Há muito aprecio o comentário bíblico de Bowman e a habilidade de moldar nossa leitura denominacional das escrituras. Mas achei “Sarah, My Sister” problemático. Bowman segue uma leitura do texto de Gênesis 16 por Cat Zavis, um comentarista judeu contemporâneo que escreve na revista Tikun, para explorar a relação entre Sara e Hagar. Zavis e Bowman afirmam que talvez as tentativas de Sara de dar Hagar a Abraão como uma “esposa” e não uma “concubina” indiquem as boas intenções de Sara, uma tentativa de mudar a injustiça inerente ao relacionamento de escravo e senhor de escravos.

Há dois problemas com esta leitura. Primeiro, a própria escritura não apóia isso. As ações de Sara — dar Agar ao marido como propriedade, forçá-la a ter um filho, eventualmente lançá-la no deserto como mãe solteira de uma criança indefesa — não são ações de alguém investido em um relacionamento de reciprocidade. Quando Hagar retorna a Sara, ela não o faz para participar de um ideal utópico de irmã. O versículo 9 diz claramente que Agar deve retornar à mulher que a possui e “submeter-se” a ela. Concentrar-se nas “boas intenções” de Sarah obscurece o contexto injusto e opressivo abrangente da escravidão: um ser humano possuindo outro.

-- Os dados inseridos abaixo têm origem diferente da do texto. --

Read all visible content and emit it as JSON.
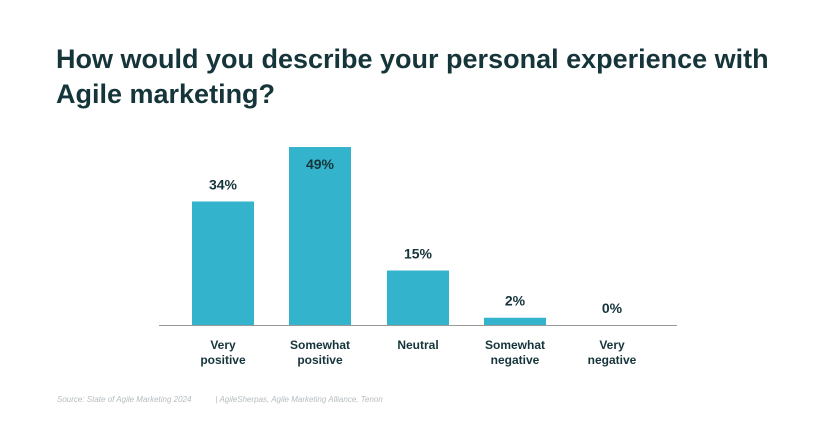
{
  "title": "How would you describe your personal experience with Agile marketing?",
  "source": {
    "left": "Source: State of Agile Marketing 2024",
    "right": "| AgileSherpas, Agile Marketing Alliance, Tenon"
  },
  "colors": {
    "bar": "#33b3cc",
    "text": "#15353a",
    "baseline": "#999999"
  },
  "chart_data": {
    "type": "bar",
    "categories": [
      [
        "Very",
        "positive"
      ],
      [
        "Somewhat",
        "positive"
      ],
      [
        "Neutral"
      ],
      [
        "Somewhat",
        "negative"
      ],
      [
        "Very",
        "negative"
      ]
    ],
    "values": [
      34,
      49,
      15,
      2,
      0
    ],
    "labels": [
      "34%",
      "49%",
      "15%",
      "2%",
      "0%"
    ],
    "ylim": [
      0,
      49
    ],
    "grid": false
  }
}
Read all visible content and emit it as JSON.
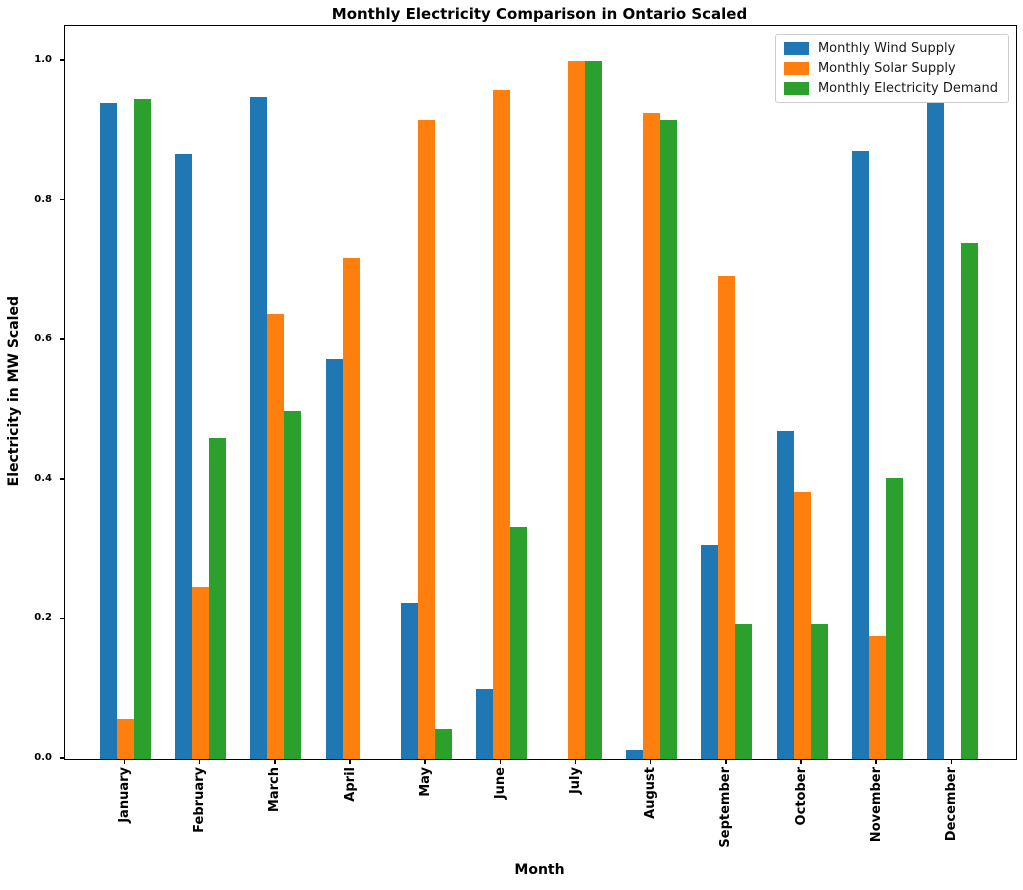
{
  "chart_data": {
    "type": "bar",
    "title": "Monthly Electricity Comparison in Ontario Scaled",
    "xlabel": "Month",
    "ylabel": "Electricity in MW Scaled",
    "categories": [
      "January",
      "February",
      "March",
      "April",
      "May",
      "June",
      "July",
      "August",
      "September",
      "October",
      "November",
      "December"
    ],
    "series": [
      {
        "name": "Monthly Wind Supply",
        "color": "#1f77b4",
        "values": [
          0.94,
          0.866,
          0.948,
          0.573,
          0.223,
          0.1,
          0.0,
          0.013,
          0.307,
          0.47,
          0.871,
          1.0
        ]
      },
      {
        "name": "Monthly Solar Supply",
        "color": "#ff7f0e",
        "values": [
          0.057,
          0.247,
          0.637,
          0.718,
          0.915,
          0.959,
          1.0,
          0.925,
          0.692,
          0.383,
          0.176,
          0.0
        ]
      },
      {
        "name": "Monthly Electricity Demand",
        "color": "#2ca02c",
        "values": [
          0.946,
          0.46,
          0.499,
          0.0,
          0.043,
          0.332,
          1.0,
          0.916,
          0.194,
          0.193,
          0.402,
          0.739
        ]
      }
    ],
    "ylim": [
      0,
      1.05
    ],
    "yticks": [
      0.0,
      0.2,
      0.4,
      0.6,
      0.8,
      1.0
    ],
    "legend_position": "upper right",
    "grid": false,
    "background_color": "#ffffff",
    "spine_color": "#000000"
  }
}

Em segundo lugar, e mais importante, ler a história dessa maneira obscurece nosso próprio discipulado. Boas intenções não são suficientes. Uma vida de discipulado envolve o que os autores do Novo Testamento chamam de metanóia. Lemos essa palavra na tradução como “arrependimento”, mas a palavra grega na verdade significa “transformação total da mente e do coração”. Se agirmos de acordo com nossas boas intenções e simplesmente lamentarmos que elas não produzam bons frutos, isso não é uma verdadeira metanóia. Este não é o caminho para a transformação oferecida na vida, morte e ressurreição de Jesus.

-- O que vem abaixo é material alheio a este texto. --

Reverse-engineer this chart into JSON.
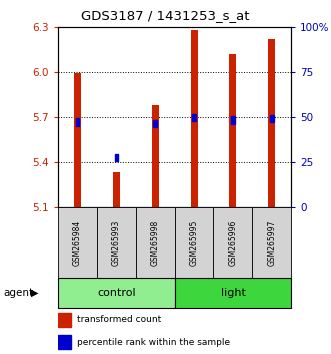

Quando percebemos que nossas próprias boas intenções não são suficientes para mudar relacionamentos quebrados, sistemas injustos ou um mundo caído, não é suficiente simplesmente balançar a cabeça, retornar aos nossos velhos padrões e ignorar as realidades maiores que moldam nosso comportamento. Sarah não buscou metanóia. Ela permaneceu alheia às formas como seu poder e privilégio eram causas diretas da dor de Hagar. Quando suas boas intenções falharam, ela se retirou para sua visão de mundo obsoleta e quebrada, satisfeita em viver confortavelmente em seu próprio poder e privilégio, em vez de reconhecer e permitir que a dor de Hagar mudasse seu relacionamento para melhor.

Nós, irmãos, somos um povo de muito boas intenções. Sabemos que somos chamados a testemunhar e servir. Vivemos esse modo de serviço por tanto tempo que nossas boas intenções obscureceram as oportunidades para nossa própria metanóia. Muitas vezes, somos como Sarah, descansando em nossas próprias boas intenções e nos recusando a reconhecer a dor do outro. Quando nossas ações falham em promover a cura ou a justiça, dizemos “bem, tivemos boas intenções” e nos recusamos a transformar nosso arrependimento em verdadeiro arrependimento.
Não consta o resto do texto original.